Types of Non-Destructive Testing

April 14, 2010 by The Reviewer
Filed under: Uncategorized 

The tensile-strength test is innately futile; at the time of the process of fostering information, the sample is ruined. Although this is excusable when a large supply of the material is available, nondestructive tests are safer for materials that are expensive or complex to create or that have been constructed into completed or semicompleted products.

Liquids

One commonly used nondestructive test, used to see surface breaks and imperfections in samples, takes a penetrating fluid, which is either brightly dyed or fluorescent. After being left on the surface of the sample material and allowed to sink into any perceptible cracks, the liquid is wiped off, leaving readily perceptible markings and imperfections. An analogous technique, used for nonmetals, requires an electrically charged fluid pasted on the nonmetal surface. After excess fluid is cleaned off, a dry powder of opposite charge is sprayed onto the material and sinks into the breaks.

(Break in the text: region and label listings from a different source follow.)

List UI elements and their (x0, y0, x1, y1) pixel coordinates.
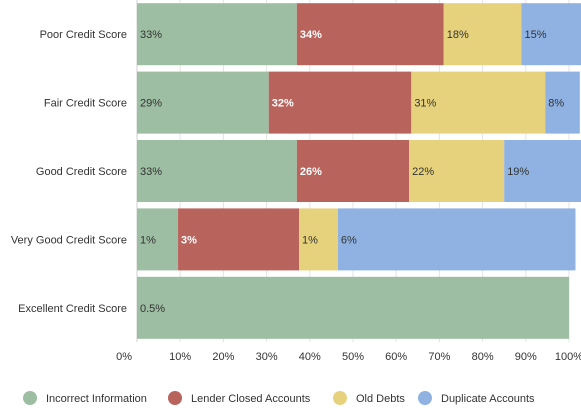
bar-segment[interactable] (521, 3, 581, 66)
bar-segment[interactable] (296, 140, 410, 202)
data-label: 1% (302, 234, 318, 246)
x-tick-label: 70% (428, 351, 450, 363)
category-label: Poor Credit Score (40, 29, 127, 41)
data-label: 1% (140, 234, 156, 246)
category-label: Excellent Credit Score (18, 303, 127, 315)
bar-segment[interactable] (178, 208, 299, 271)
data-label: 33% (140, 166, 162, 178)
bar-segment[interactable] (137, 208, 179, 271)
legend-swatch (418, 391, 432, 405)
data-label: 26% (300, 166, 322, 178)
x-tick-label: 100% (555, 351, 581, 363)
data-label: 29% (140, 98, 162, 110)
data-label: 22% (412, 166, 434, 178)
x-tick-label: 90% (515, 351, 537, 363)
category-label: Fair Credit Score (44, 98, 127, 110)
data-label: 6% (341, 234, 357, 246)
data-label: 31% (414, 98, 436, 110)
x-tick-label: 80% (472, 351, 494, 363)
x-tick-label: 30% (256, 351, 278, 363)
bar-segment[interactable] (137, 140, 297, 202)
bar-segment[interactable] (137, 71, 269, 134)
legend-swatch (23, 391, 37, 405)
x-tick-label: 0% (116, 351, 132, 363)
legend-item[interactable]: Lender Closed Accounts (168, 391, 311, 405)
bar-segment[interactable] (137, 276, 569, 339)
data-label: 0.5% (140, 303, 165, 315)
data-label: 18% (447, 29, 469, 41)
legend: Incorrect Information Lender Closed Accou… (23, 391, 535, 405)
bar-segment[interactable] (296, 3, 444, 66)
x-tick-label: 60% (385, 351, 407, 363)
x-tick-label: 20% (212, 351, 234, 363)
bar-segment[interactable] (504, 140, 581, 202)
legend-item[interactable]: Duplicate Accounts (418, 391, 535, 405)
x-tick-label: 50% (342, 351, 364, 363)
bar-segment[interactable] (137, 3, 297, 66)
bar-segment[interactable] (337, 208, 576, 271)
bar-segment[interactable] (409, 140, 505, 202)
legend-item[interactable]: Old Debts (333, 391, 405, 405)
legend-label: Incorrect Information (46, 393, 147, 405)
x-tick-label: 10% (169, 351, 191, 363)
bar-segment[interactable] (268, 71, 412, 134)
legend-label: Lender Closed Accounts (191, 393, 311, 405)
bar-segment[interactable] (411, 71, 546, 134)
bar-segment[interactable] (443, 3, 522, 66)
legend-label: Old Debts (356, 393, 405, 405)
legend-swatch (168, 391, 182, 405)
x-tick-label: 40% (299, 351, 321, 363)
data-label: 15% (524, 29, 546, 41)
legend-label: Duplicate Accounts (441, 393, 535, 405)
category-label: Very Good Credit Score (11, 234, 127, 246)
bar-segment[interactable] (299, 208, 338, 271)
data-label: 3% (181, 234, 197, 246)
data-label: 33% (140, 29, 162, 41)
data-label: 32% (272, 98, 294, 110)
legend-swatch (333, 391, 347, 405)
bar-segment[interactable] (545, 71, 580, 134)
data-label: 19% (507, 166, 529, 178)
category-label: Good Credit Score (36, 166, 127, 178)
data-label: 8% (548, 98, 564, 110)
legend-item[interactable]: Incorrect Information (23, 391, 147, 405)
data-label: 34% (300, 29, 322, 41)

Neither of these processes, however, can locate internal flaws.

Radiation

Internal, as well as external imperfections, can be located through the use of X-ray or gamma-ray machines in which the radiation scans the material and impinges on a subject photographic film. Under some circumstances, it may be possible to focus the X rays to a significant plane in the piece, allowing a three-dimensional perspective of the flaw identity as well as its location.

Sound

Ultrasonic inspection of parts involves transmission of sound waves higher than human hearing range through the sample. By the reflection technique, a sound wave is transmitted over one end of the test material, reflected off the other end, and returned to a receiver located at the starting side. Upon finding a flaw or failure in the piece, the signal is reflected and its transmission disrupted. The actual delay is a sign of the flaw’s location; a map of the sample can be formed to reveal the point and form of the weaknesses. In the through-transmission method, the transmitter and receiver are located at the opposite ends of the sample; delays in the movement of sound waves are utilized to locate and measure cracks. Usually a water medium is utilized through the use of which transmitter, sample, and receiver should be immersed.

Magnetism

As the magnetic aspects of a sample are heavily influenced by its overall shape, magnetic methods are sometimes used to characterize the placement and indicative size of flaws and imperfections. With magnetic testing, an item is employed that consists of a sizeable measure of wire through which flows a steady alternating current (primary coil). Nested in this primary coil is a smaller coil (the secondary coil), to which is connected an electrical measuring tool. The steady current in the primary coil forces further current to charge through the secondary coil by the method of induction. If an iron bar is slotted in the secondary coil, acute changes in the second current can implicate marks in the piece. This technique only finds differences between parts within the length of a bar and does not detect elongated or continued marks that readily. A similar process, employing eddy currents induced in a primary coil, also should be employed to locate errors and weaknesses. A steady current is induced in the test sample. Flaws that are located across the path of the current change resistance of the test object; this adaptation should be measured under better processes.

Infrared

Infrared processes have also been employed to isolate material continuity in complicated structural items. In testing the quality of adhesive joints in the sandwich core and facing sheets of a typical sandwich construction object such as plywood, for example, heat is applied in the face of the sandwich skin material. Where bond lines appear to be continuous, the core parts show a heat marking in the surface material, and the localised temperatures of the surface then appear evenly on those bond lines. In the case where the bond line may be not enough, missing, or faulty, however, temperature can not adapt. Infrared photography of the face will then demonstrate the location and area of the marked adhesive. A variation of this method employs thermal coatings that will change hue at reaching a devised temperature.

Lastly, nondestructive methods also are sought to show a complete understanding of the mechanical characteristics of a test material. Ultrasonics and thermal methods seem to be most promising in this situation.